PDFs usually render pretty quickly. But sometimes, they really start taxing your hardware and it takes a while for them to show up. In this blog post, I’ll briefly cover how rendering a PDF works and then go into some of the reasons why this process might be slow.
How Does Rendering a PDF Work?
Rendering a PDF is like executing a rendering programming language. Each page in the PDF contains one or more streams of (usually) compressed data that instructs reader applications what to render at each point on the page.
Now that you know how this works, let’s look at a handful of scenarios where this is slow.
Some PDFs contain really high-resolution images. Before they can be rendered, they have to be loaded from the PDF and decoded into memory. Depending on how big they are, this can take up to tens of hundreds of megabytes. In environments where memory size is constrained, like on mobile platforms, this can cause problems.
Images can also be encoded in various formats that may be quicker or slower. In our experience, JPEG2000 pictures are usually the slowest.
Lots of Path Operations
Another big cause of slowdown is that of vector path operations. Imagine a PDF floorplan made up of hundreds of thousands of little lines. Each of these lines needs to be read from the content stream and rendered on the screen.
When using vector graphics, the expectation is that they render pixel-perfect and don’t start pixelating. This means we can’t render them once and cache them — we have to render them for each zoom level we encounter.

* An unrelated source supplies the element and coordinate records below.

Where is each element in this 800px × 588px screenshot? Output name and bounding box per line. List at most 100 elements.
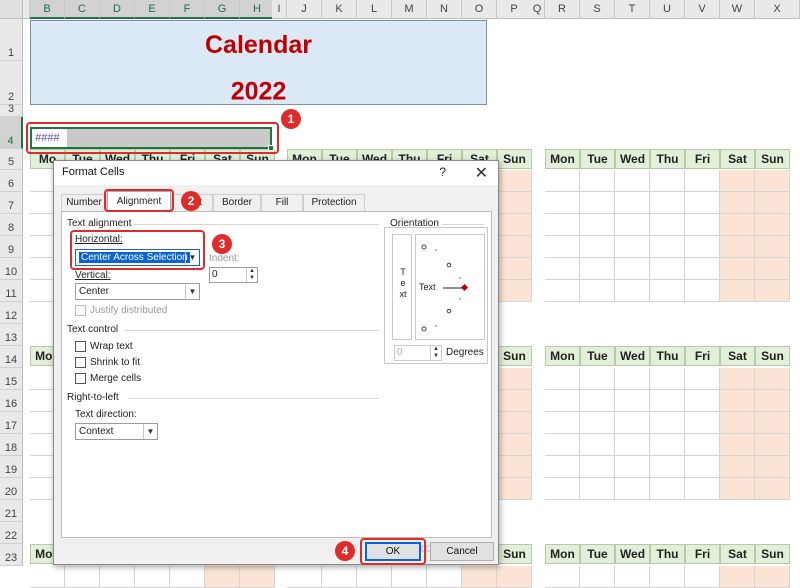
row-header-7[interactable]: 7 bbox=[0, 192, 23, 214]
date-cell[interactable] bbox=[615, 170, 650, 192]
date-cell[interactable] bbox=[685, 434, 720, 456]
date-cell[interactable] bbox=[615, 566, 650, 588]
degrees-spinner[interactable]: 0 ▲ ▼ bbox=[394, 345, 442, 361]
spin-up-icon[interactable]: ▲ bbox=[430, 346, 441, 353]
date-cell[interactable] bbox=[720, 214, 755, 236]
date-cell[interactable] bbox=[497, 258, 532, 280]
row-header-19[interactable]: 19 bbox=[0, 456, 23, 478]
date-cell[interactable] bbox=[650, 566, 685, 588]
row-header-14[interactable]: 14 bbox=[0, 346, 23, 368]
date-cell[interactable] bbox=[322, 566, 357, 588]
date-cell[interactable] bbox=[650, 280, 685, 302]
column-header-w[interactable]: W bbox=[720, 0, 755, 19]
date-cell[interactable] bbox=[755, 236, 790, 258]
date-cell[interactable] bbox=[580, 258, 615, 280]
row-header-8[interactable]: 8 bbox=[0, 214, 23, 236]
row-header-12[interactable]: 12 bbox=[0, 302, 23, 324]
date-cell[interactable] bbox=[545, 258, 580, 280]
date-cell[interactable] bbox=[650, 192, 685, 214]
date-cell[interactable] bbox=[615, 192, 650, 214]
wrap-text-checkbox[interactable] bbox=[75, 341, 86, 352]
date-cell[interactable] bbox=[580, 170, 615, 192]
date-cell[interactable] bbox=[497, 434, 532, 456]
date-cell[interactable] bbox=[615, 456, 650, 478]
date-cell[interactable] bbox=[755, 258, 790, 280]
column-header-r[interactable]: R bbox=[545, 0, 580, 19]
column-header-e[interactable]: E bbox=[135, 0, 170, 19]
column-header-f[interactable]: F bbox=[170, 0, 205, 19]
date-cell[interactable] bbox=[392, 566, 427, 588]
row-header-13[interactable]: 13 bbox=[0, 324, 23, 346]
date-cell[interactable] bbox=[755, 192, 790, 214]
row-header-18[interactable]: 18 bbox=[0, 434, 23, 456]
date-cell[interactable] bbox=[650, 170, 685, 192]
tab-protection[interactable]: Protection bbox=[303, 194, 365, 211]
row-header-20[interactable]: 20 bbox=[0, 478, 23, 500]
date-cell[interactable] bbox=[580, 280, 615, 302]
date-cell[interactable] bbox=[615, 258, 650, 280]
date-cell[interactable] bbox=[497, 390, 532, 412]
date-cell[interactable] bbox=[650, 456, 685, 478]
row-header-1[interactable]: 1 bbox=[0, 19, 23, 61]
date-cell[interactable] bbox=[615, 214, 650, 236]
spin-down-icon[interactable]: ▼ bbox=[430, 353, 441, 360]
spin-up-icon[interactable]: ▲ bbox=[246, 268, 257, 275]
date-cell[interactable] bbox=[497, 192, 532, 214]
close-icon[interactable]: ✕ bbox=[475, 163, 488, 183]
date-cell[interactable] bbox=[615, 412, 650, 434]
merge-cells-checkbox[interactable] bbox=[75, 373, 86, 384]
date-cell[interactable] bbox=[615, 478, 650, 500]
column-header-d[interactable]: D bbox=[100, 0, 135, 19]
date-cell[interactable] bbox=[545, 236, 580, 258]
date-cell[interactable] bbox=[720, 434, 755, 456]
date-cell[interactable] bbox=[755, 280, 790, 302]
date-cell[interactable] bbox=[615, 368, 650, 390]
row-header-11[interactable]: 11 bbox=[0, 280, 23, 302]
date-cell[interactable] bbox=[205, 566, 240, 588]
date-cell[interactable] bbox=[497, 214, 532, 236]
column-header-g[interactable]: G bbox=[205, 0, 240, 19]
date-cell[interactable] bbox=[497, 412, 532, 434]
row-header-9[interactable]: 9 bbox=[0, 236, 23, 258]
date-cell[interactable] bbox=[545, 192, 580, 214]
date-cell[interactable] bbox=[545, 478, 580, 500]
column-header-s[interactable]: S bbox=[580, 0, 615, 19]
date-cell[interactable] bbox=[497, 566, 532, 588]
date-cell[interactable] bbox=[720, 258, 755, 280]
date-cell[interactable] bbox=[650, 390, 685, 412]
date-cell[interactable] bbox=[427, 566, 462, 588]
date-cell[interactable] bbox=[650, 214, 685, 236]
calendar-title-box[interactable]: Calendar 2022 bbox=[30, 20, 487, 105]
date-cell[interactable] bbox=[685, 192, 720, 214]
date-cell[interactable] bbox=[65, 566, 100, 588]
date-cell[interactable] bbox=[545, 368, 580, 390]
date-cell[interactable] bbox=[650, 236, 685, 258]
date-cell[interactable] bbox=[30, 566, 65, 588]
date-cell[interactable] bbox=[650, 434, 685, 456]
column-header-t[interactable]: T bbox=[615, 0, 650, 19]
vertical-select[interactable]: Center ▼ bbox=[75, 283, 200, 300]
indent-spinner[interactable]: 0 ▲ ▼ bbox=[209, 267, 258, 283]
orientation-dial[interactable]: Text bbox=[415, 234, 485, 340]
date-cell[interactable] bbox=[135, 566, 170, 588]
date-cell[interactable] bbox=[580, 236, 615, 258]
date-cell[interactable] bbox=[720, 236, 755, 258]
row-header-22[interactable]: 22 bbox=[0, 522, 23, 544]
spin-down-icon[interactable]: ▼ bbox=[246, 275, 257, 282]
date-cell[interactable] bbox=[615, 280, 650, 302]
date-cell[interactable] bbox=[685, 566, 720, 588]
date-cell[interactable] bbox=[685, 258, 720, 280]
date-cell[interactable] bbox=[685, 368, 720, 390]
row-header-4[interactable]: 4 bbox=[0, 117, 23, 149]
date-cell[interactable] bbox=[720, 566, 755, 588]
column-header-p[interactable]: P bbox=[497, 0, 532, 19]
date-cell[interactable] bbox=[545, 412, 580, 434]
date-cell[interactable] bbox=[580, 192, 615, 214]
date-cell[interactable] bbox=[720, 170, 755, 192]
row-header-16[interactable]: 16 bbox=[0, 390, 23, 412]
date-cell[interactable] bbox=[287, 566, 322, 588]
date-cell[interactable] bbox=[685, 214, 720, 236]
date-cell[interactable] bbox=[720, 192, 755, 214]
date-cell[interactable] bbox=[170, 566, 205, 588]
date-cell[interactable] bbox=[755, 170, 790, 192]
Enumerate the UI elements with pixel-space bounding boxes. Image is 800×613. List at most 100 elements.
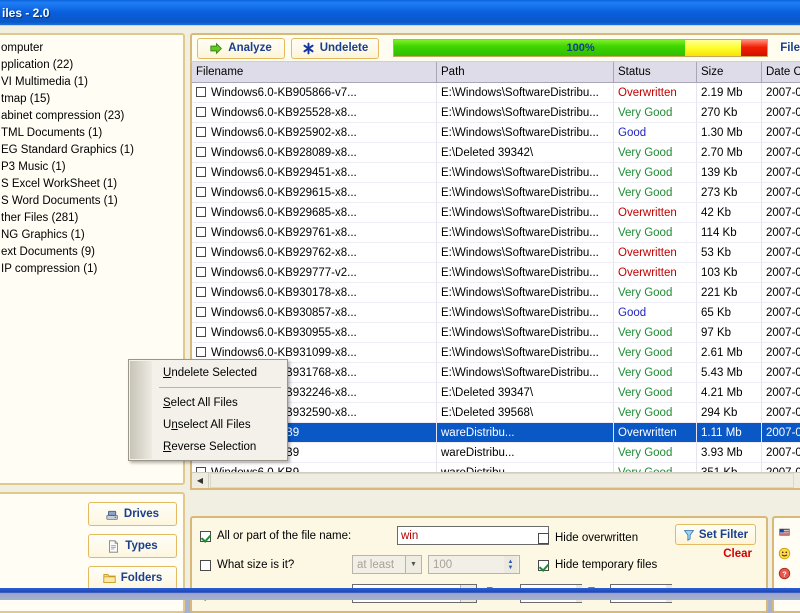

Broken but Recoverable PDFs
Sometimes PDFs are broken. Lots of PDF software, including PSPDFKit, has support for recovering broken PDFs. One issue that can cause severe performance issues is if the cross-reference table gets damaged. The cross-reference table is used to quickly access objects in the PDF document. Without it, we’d have to look through an entire file to find objects like pages or images. This would be very slow in large files.
If the table is damaged, we go through the whole file once and remember the byte offset of each object so we can look it up afterward. While this is usually a quick process with small PDFs, if your PDF file is a hundred megabytes or larger, it means we have to read through the complete file. This is still better than having to do the same each time we need to read an object.
PDFs can contain a lookup table — called Named Destinations — that allows you to link to different parts of a document. This provides a way to quickly and efficiently look up named destinations by grouping the names in specific sections. This way, you don’t have to go through the whole table but can just go through the section you need.
However, these lookup tables are sometimes broken. They have to be laid out in a PDF in a specific way, and if they aren’t, names might end up in the wrong part, which can slow everything down.
When you click on a link that has a named destination as a target, PSPDFKit has to go through the lookup table and find the proper destination. If we can’t find the named destination, it might mean the link is invalid. Alternatively, it could mean that the named destination table was set up incorrectly, and instead of being able to look things up quickly, we have to fall back to going through the whole table (which can be massive).
We do this because our first priority is to find the correct destination, and we’ve encountered many documents with incorrect tables and customers still need the links to go to the correct destination.
This post outlines some of the biggest problems when it comes to rendering performance, but there’s no need to worry! We at PSPDFKit always try our best to mitigate these issues by using lots of tricks we’ve learned over the years.